I looked down and found his birthday present, untouched by the flying debris, lying in its bright red and pink paper where Molly had dropped it on the sidewalk outside the doors.

I found myself smiling.

Twenty seconds or so later, I tossed the present underhand. It tumbled through the air and landed on the floor directly outside the bistro’s entrance. The head of the vampire on guard jerked around, focusing on the present. It tilted its head to one side. Then it whipped around toward me, baring its teeth in a snarl.

“Gravitus!” I thundered, releasing a second earthcrafting.

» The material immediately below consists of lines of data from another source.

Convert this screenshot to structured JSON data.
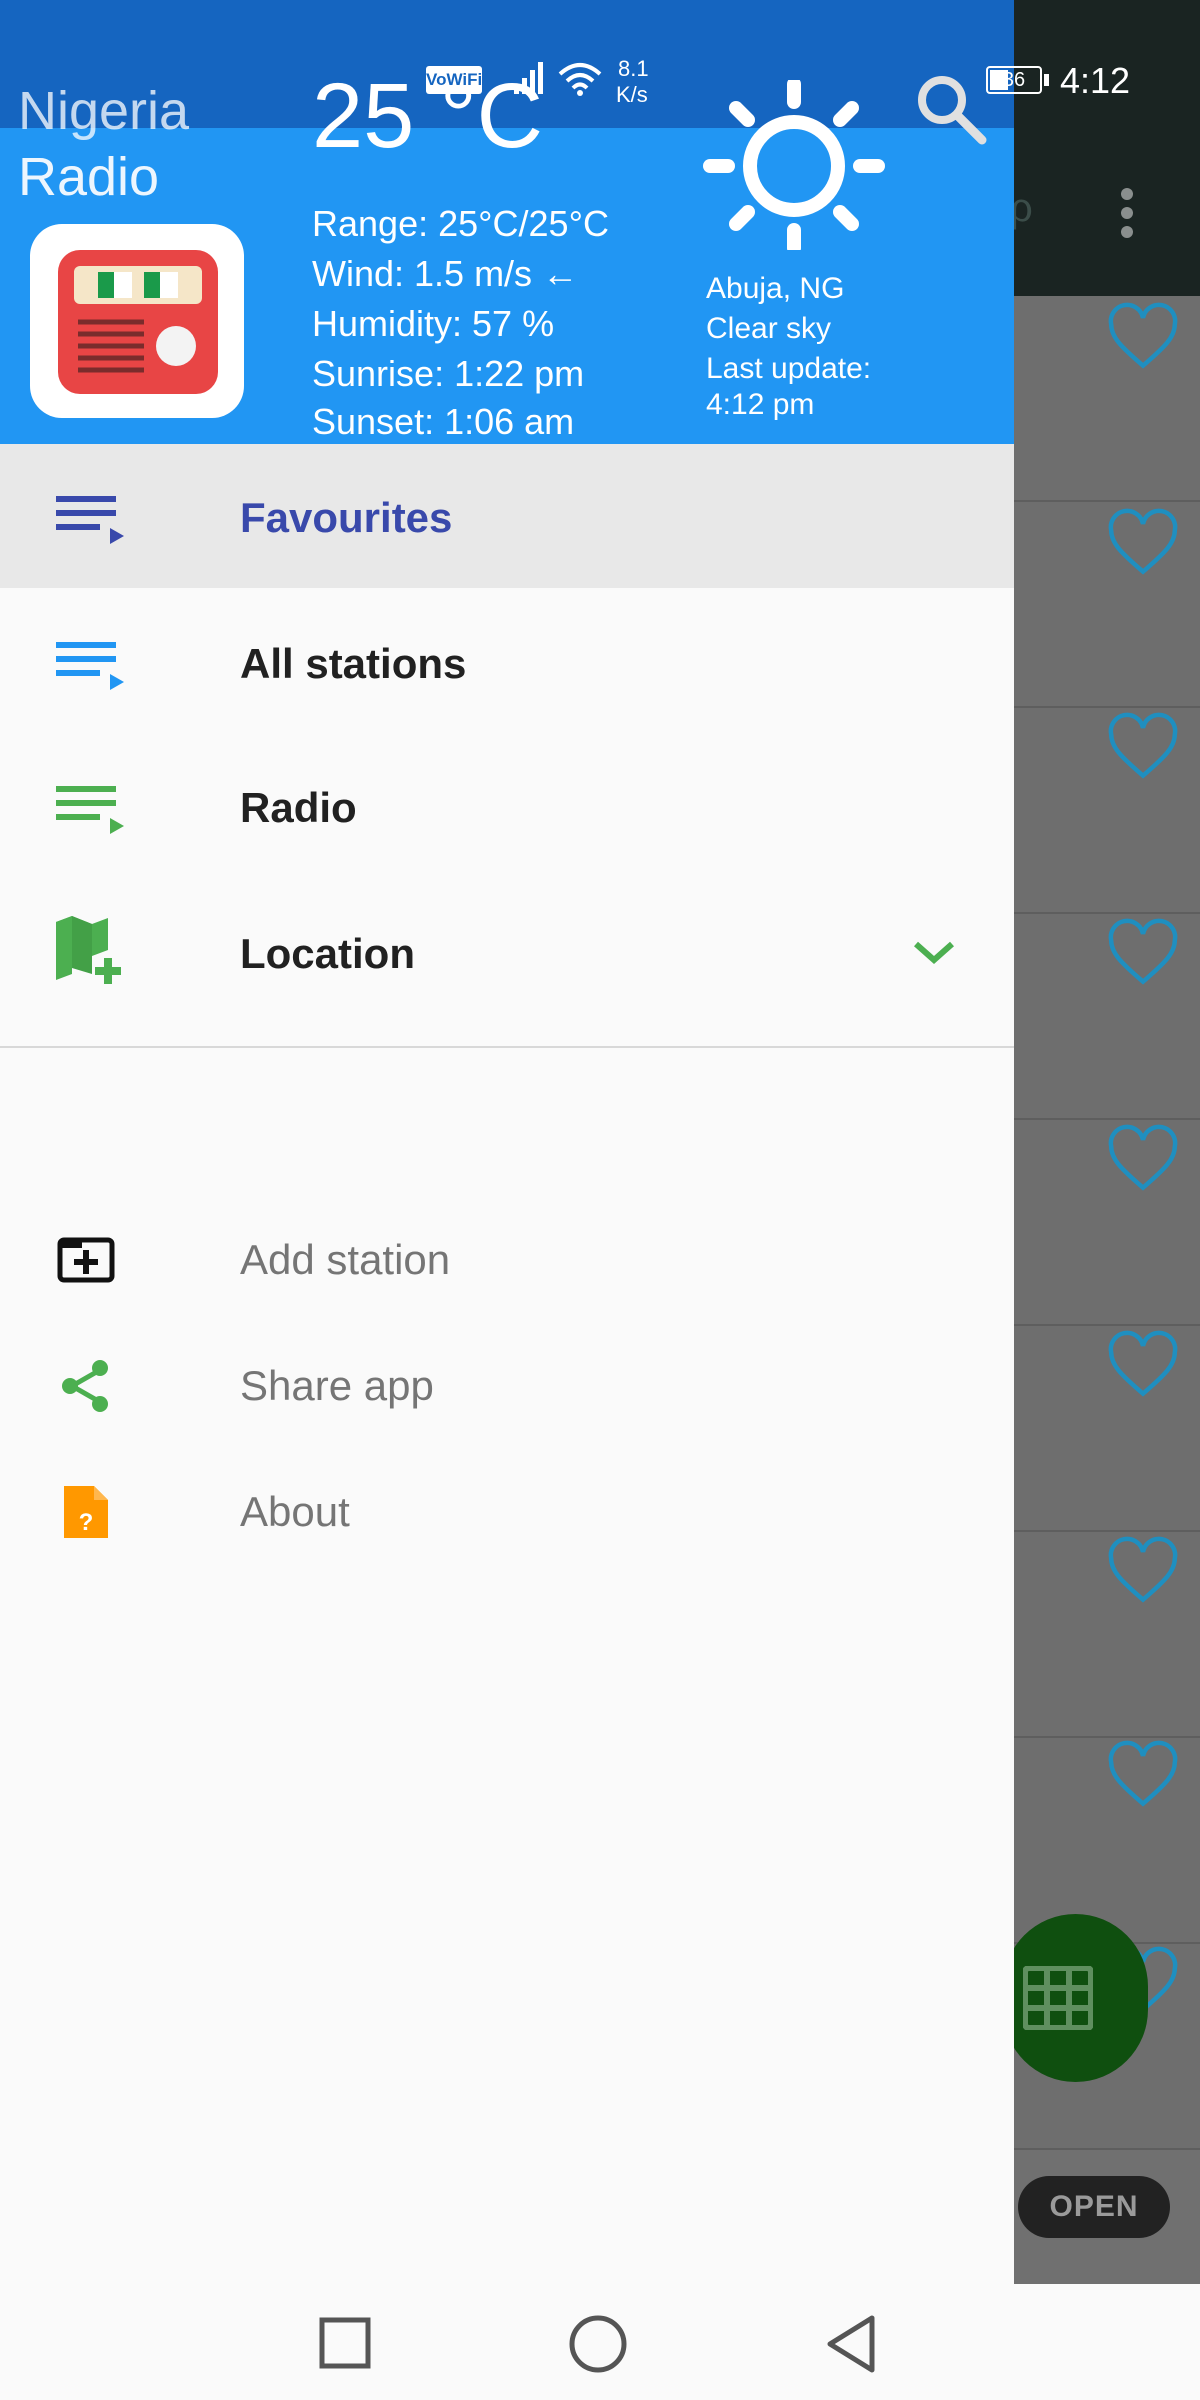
{
  "status_bar": {
    "vowifi": "VoWiFi",
    "speed_value": "8.1",
    "speed_unit": "K/s",
    "battery": "36",
    "time": "4:12"
  },
  "drawer_header": {
    "app_title_line1": "Nigeria",
    "app_title_line2": "Radio",
    "temperature": "25 °C",
    "range": "Range: 25°C/25°C",
    "wind": "Wind: 1.5 m/s ←",
    "humidity": "Humidity: 57 %",
    "sunrise": "Sunrise: 1:22 pm",
    "sunset": "Sunset: 1:06 am",
    "location": "Abuja, NG",
    "condition": "Clear sky",
    "last_update_label": "Last update:",
    "last_update_time": "4:12 pm",
    "weather_icon": "sun-icon"
  },
  "menu": {
    "items": [
      {
        "label": "Favourites",
        "icon": "playlist-icon",
        "selected": true
      },
      {
        "label": "All stations",
        "icon": "playlist-icon"
      },
      {
        "label": "Radio",
        "icon": "playlist-icon"
      },
      {
        "label": "Location",
        "icon": "map-add-icon",
        "expandable": true
      }
    ],
    "secondary": [
      {
        "label": "Add station",
        "icon": "add-box-icon"
      },
      {
        "label": "Share app",
        "icon": "share-icon"
      },
      {
        "label": "About",
        "icon": "help-file-icon"
      }
    ]
  },
  "background": {
    "open_button": "OPEN",
    "heart_icon": "heart-outline-icon",
    "fab_icon": "grid-icon"
  },
  "colors": {
    "header_blue": "#2196f3",
    "status_blue": "#1565c0",
    "favourites_accent": "#3949ab",
    "all_stations_accent": "#2196f3",
    "green_accent": "#4caf50",
    "about_orange": "#ff9800"
  }
}
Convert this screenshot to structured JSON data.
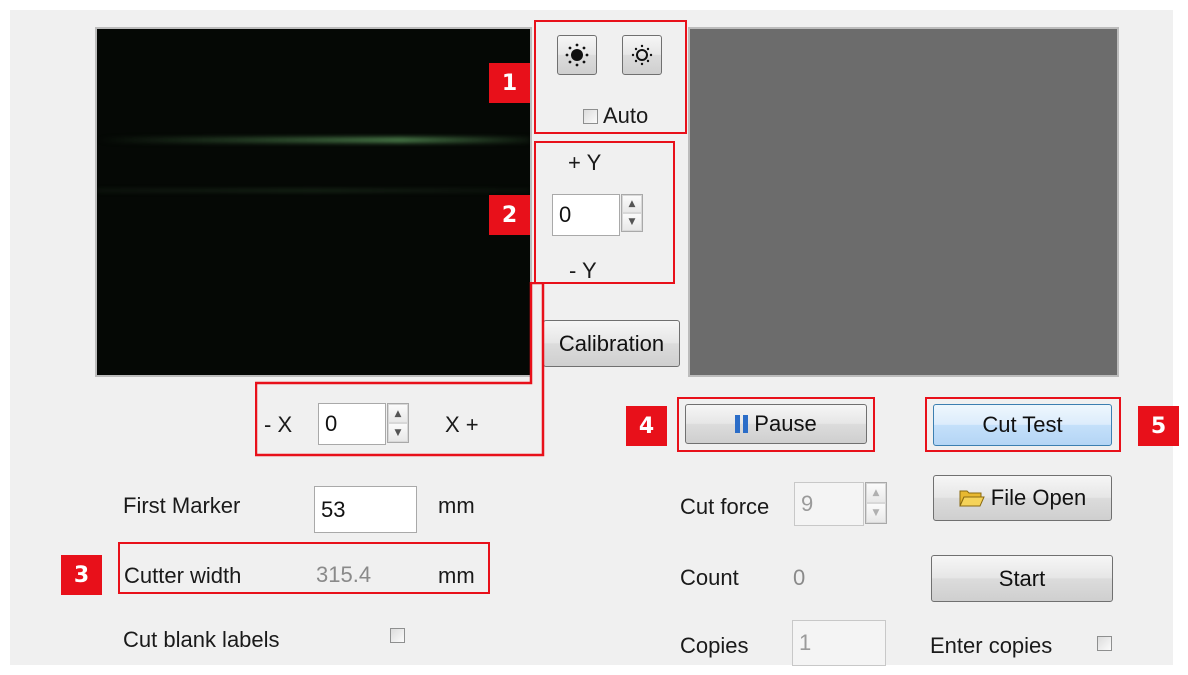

Once again, everything jumped up—but this time, it wasn’t quiet. The circle of nullified gravity embraced every shop nearby in the mall, sending merchandise and shelves and dishes and furniture and cash registers and dressing dummies and God knew what other sundry objects flying up, to come crashing back down to the floor again. A great crashing rose up from the floors above us as well.

Once again, the circle of supergravity crushed a brown-shirted vampire flat to the floor—only I’d forgotten about the levels above. There was a shriek of tortured metal and a great crashing rain of debris came down in a nearly solid column as floors and ceilings gave way under the sudden, enormous stress. It all thundered down on the pulped vampire.

There was a second of shocked silence, while objects continued falling from their shelves and bins and who knew what else. Evidently, the damage to the ceiling had torn through some plumbing; a steady stream of water began to patter down from overhead onto the mound of rubble, along with occasional bits of still-falling material.

Then two things happened, almost at the same time.

First, my brother chose his moment.

The front wall of the bistro exploded outward. I saw the flying form of another vampire security guard hurtle across the hallway into the opposite wall with no detectable loss of altitude, and it smashed against a metal security grate with terrifying force.

Second, Drulinda let out an eerie howl of fury. It was a horrible sound, nasty and rasping and somehow spidery, for all that it was of inhuman volume. There was a crash from inside the bistro. Young men and women started screaming.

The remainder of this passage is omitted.